PHOTOessay + Interview


with Paul Kurucz

Franco-Hungarian photographer Paul Kurucz founded the kolor art collective in Budapest in 2011 before moving it to Rio de Janeiro, Brazil, transforming the concept to include authoral, provocative photography.  One of their projects, the Afro-Fem series, pays tribute to two surging forces in Brazil: feminism and Afro culture.  Black women in Brazil face an array of issues, including domestic violence, sexual abuse, police brutality, cultural stereotyping, and income inequality.  They are heavily underrepresented in politics and the media, and have recently taken their struggle to the streets and social networks, and to the stage of mainstream music and art festivals.  This series explores these struggles through visual provocation and glam trash aesthetics, and its subjects, who have had a great influence on the conception of characters and scenes in this series, belong to Rio’s militant anarcho-humanist microcosm.  

How did you get started as a photographer, and how has your vision and subject matter been shaped by your personal life and experiences?

Until recently, I did not like photography and never took pictures.  Not even while travelling, no selfies, nothing.  The only photo exhibitions I went to were documentary ones, like the World Press Photo. Then, one day, about three years ago, I had to wait quite a bit for my mom in Paris in the Saint Germain district, and while waiting I saw a Taschen bookstore.  I entered and encountered the works of David LaChapelle.  I discovered that photography can tell the kinds of stories I like the way I like, that it can be highly expressive, alive, theatrical. This inspiration morphed into active clicking last year when, for practical reasons, I had to make event pictures for exhibitions that our collective was organizing. Without knowing it, I was applying my theatrical, storytelling vision into the simplest shots. I loved it and shortly after, instead of taking pictures of existing situations, I created these situations, which became scenes, with sets, accessories, characters and pre-defined stories. These stories have been shaped by my experience in theater, by my family's fight for minority issues for generations and by my collaborators from the kolor collective.  

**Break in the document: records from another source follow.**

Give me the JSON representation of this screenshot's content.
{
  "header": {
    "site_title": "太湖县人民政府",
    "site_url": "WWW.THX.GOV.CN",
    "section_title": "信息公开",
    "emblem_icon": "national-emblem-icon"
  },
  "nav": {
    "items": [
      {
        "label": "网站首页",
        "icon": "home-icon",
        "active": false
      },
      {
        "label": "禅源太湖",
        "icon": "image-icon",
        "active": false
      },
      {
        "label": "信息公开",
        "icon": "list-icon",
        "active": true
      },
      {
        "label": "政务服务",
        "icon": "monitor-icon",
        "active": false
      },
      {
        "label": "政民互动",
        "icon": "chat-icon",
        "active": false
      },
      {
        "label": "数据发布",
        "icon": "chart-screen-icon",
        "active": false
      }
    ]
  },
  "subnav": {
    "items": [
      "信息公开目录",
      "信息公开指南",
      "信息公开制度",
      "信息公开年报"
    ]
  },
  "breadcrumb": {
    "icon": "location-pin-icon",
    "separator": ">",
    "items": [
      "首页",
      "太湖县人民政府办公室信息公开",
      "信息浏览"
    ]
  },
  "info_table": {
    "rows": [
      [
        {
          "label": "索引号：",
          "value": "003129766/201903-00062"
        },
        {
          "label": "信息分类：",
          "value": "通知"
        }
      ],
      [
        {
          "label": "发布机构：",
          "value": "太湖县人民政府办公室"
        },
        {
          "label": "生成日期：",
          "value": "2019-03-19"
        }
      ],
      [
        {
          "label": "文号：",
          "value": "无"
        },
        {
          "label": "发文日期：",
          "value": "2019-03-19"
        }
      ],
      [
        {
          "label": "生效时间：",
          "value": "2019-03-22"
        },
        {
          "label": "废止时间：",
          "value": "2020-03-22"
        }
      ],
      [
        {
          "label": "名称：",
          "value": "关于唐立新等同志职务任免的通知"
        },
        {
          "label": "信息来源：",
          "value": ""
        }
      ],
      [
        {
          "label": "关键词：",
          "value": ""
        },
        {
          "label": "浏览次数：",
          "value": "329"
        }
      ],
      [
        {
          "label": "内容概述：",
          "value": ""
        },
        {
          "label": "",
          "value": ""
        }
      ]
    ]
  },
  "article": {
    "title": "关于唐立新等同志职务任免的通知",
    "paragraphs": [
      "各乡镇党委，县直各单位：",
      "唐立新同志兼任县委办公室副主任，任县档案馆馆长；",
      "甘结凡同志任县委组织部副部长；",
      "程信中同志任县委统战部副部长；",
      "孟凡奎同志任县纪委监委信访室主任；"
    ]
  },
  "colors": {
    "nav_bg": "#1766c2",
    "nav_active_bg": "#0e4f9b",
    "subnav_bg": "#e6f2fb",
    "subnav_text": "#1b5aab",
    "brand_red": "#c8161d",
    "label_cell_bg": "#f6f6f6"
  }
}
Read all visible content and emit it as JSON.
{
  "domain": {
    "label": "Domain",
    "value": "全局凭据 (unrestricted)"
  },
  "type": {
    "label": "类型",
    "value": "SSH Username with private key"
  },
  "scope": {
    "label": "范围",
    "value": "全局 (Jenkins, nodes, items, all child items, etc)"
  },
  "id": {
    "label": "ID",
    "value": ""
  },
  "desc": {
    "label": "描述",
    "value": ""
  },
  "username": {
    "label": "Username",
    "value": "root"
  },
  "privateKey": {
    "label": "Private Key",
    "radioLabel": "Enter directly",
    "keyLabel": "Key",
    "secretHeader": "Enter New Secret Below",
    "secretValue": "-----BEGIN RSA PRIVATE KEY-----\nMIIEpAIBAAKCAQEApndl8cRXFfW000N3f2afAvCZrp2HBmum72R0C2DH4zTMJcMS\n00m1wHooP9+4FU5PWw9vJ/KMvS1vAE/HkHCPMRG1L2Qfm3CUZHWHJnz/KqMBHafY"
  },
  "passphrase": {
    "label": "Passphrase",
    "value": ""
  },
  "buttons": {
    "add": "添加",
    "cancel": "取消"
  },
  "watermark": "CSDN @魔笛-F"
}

Can you give us some background on the kolor art collective, how it was formed and what its purpose or mission is?

The kolor collective was born in Budapest, Hungary in 2011 as a cultural production group focused on non-conformist cultural and art events. The collective was then re-launched in Rio de Janeiro, where I (as founder of the collective in both places) now spend most of my time. The collective abandoned its non-visual projects nine months ago and is now devoted only to our own photo production.  Its mission is to express the group's opinion about and battles for mainly local, actual issues such as: feminism, Afro culture, consumerism etc.

What drew you to Brazil, and how did you decide to take on the subjects of feminism and Afro culture?

Brazil is the most vibrant, crazy, colorful place that I know.  It is an extremely inspiring location, full of wonderful ingredients for our projects (models, performers, locations, etc).  I came here first in 2006 as a result of a drunk bet with a friend . . . long story.  Feminism and Afro culture came in the picture in a very natural way: these are among the most pressing, important issues in Brazilian society and it was just a matter of time before our collective took this on as our current project.  

For those of us who are far removed from Brazil, what is happening there in terms of drawing more attention to issues connected to race and feminism?  Is it a movement that shares some connection to what is happening in the United States and around the world?

Yes and no. It has a connection in the sense that Brazilians see, hear, and understand the images that travel along social media, Netflix, etc., but at the same time, I do not see too much specific interaction in this field, except for NGOs.  Brazil is a huge country where almost everything is available inside its borders, and consequently people tend not to travel abroad as much as nationals of small countries.  They also tend not to speak foreign languages as much. So although they are inspired by ideas and images from outside, they pretty much make their own agenda. Nowadays, especially with the brutal political war between the right and left, progressives and conservatives, feminism and the place of black women in society is a top issue.

I read in your artist’s statement that the subjects themselves take part in setting the scene and defining the characters.  As a photographer, have you always had this kind of working relationship with your subjects, or is it something that came organically from the nature of this project?

It really depends and has always depended on the project and the collaborators. When the subject of the photo or the person acts as more than a model, but also a symbol linked to the message of the photo, the starting point becomes, in a natural way, integrating and merging our universes.